Often people are more willing to change if they know that it’s more than just themselves being put at risk, the thought of causing injury to a colleague is often more powerful than injuring themselves.

Create a safety-first culture

Creating a culture within your workplace will take time but once the culture is in place you will find it’s much easier to manage changes in the long term. Often people will push the boundaries with what they can get away with and if they know the repercussions of their actions is nothing more than a stern word, then they’re far more likely to push those boundaries.

Taking a no tolerance stamp on health & safety will help to reduce people pushing those boundaries and if you can get employees to buy into the changes with your sales pitch then what you can create is a self-regulating workforce who will report or at least have words with those that are dropping their safety standards.
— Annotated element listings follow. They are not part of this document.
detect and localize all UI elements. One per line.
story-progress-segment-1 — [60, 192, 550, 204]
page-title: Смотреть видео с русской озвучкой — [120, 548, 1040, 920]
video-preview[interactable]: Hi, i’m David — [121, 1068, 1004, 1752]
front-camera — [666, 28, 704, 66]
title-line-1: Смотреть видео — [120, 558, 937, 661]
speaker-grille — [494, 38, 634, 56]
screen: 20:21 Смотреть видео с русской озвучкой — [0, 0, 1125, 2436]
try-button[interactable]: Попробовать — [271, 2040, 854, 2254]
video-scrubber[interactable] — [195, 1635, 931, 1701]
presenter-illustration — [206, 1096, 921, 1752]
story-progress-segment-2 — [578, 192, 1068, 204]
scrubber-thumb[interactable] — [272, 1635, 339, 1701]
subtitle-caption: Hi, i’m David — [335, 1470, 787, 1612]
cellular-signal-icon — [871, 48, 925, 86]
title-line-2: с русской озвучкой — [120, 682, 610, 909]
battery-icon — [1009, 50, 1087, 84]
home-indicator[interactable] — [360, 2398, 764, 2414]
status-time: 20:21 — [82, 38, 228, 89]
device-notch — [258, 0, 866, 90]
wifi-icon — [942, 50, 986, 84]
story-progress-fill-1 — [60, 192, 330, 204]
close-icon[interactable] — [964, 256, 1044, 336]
Once this culture has been created your task becomes much easier, the safety standards are now being pushed from within teams and not from a head at the top of the business.

A step-by-step guide to improving behavioural safety:

Group training on behavioural safety

  • Review your current processes and/or equipment and decide on the areas you want to improve. Consider using previous accident, incident and near-miss reports to help you identify areas of improvement.
  • Once you’ve reviewed your procedures, select 1 or 2 key areas that can be improved. A complete overhaul of all procedures will be tougher for employees to follow and digest.
  • Begin developing your communication strategy. How are you going to present the changes to your employees? Can you use examples from your business?
  • Implement your changes with a few initiatives such as:
  1. Colleague observation studies
  2. Regular inspects from senior management
  3. Regular bite-sized training or refresher classes
  4. Reward those who excel with positive feedback and reinforcement
  5. Include behavioural risks within your risk assessments
  • Monitor the changes and make improvements and changes where necessary. Be open with your employees and ask for their feedback.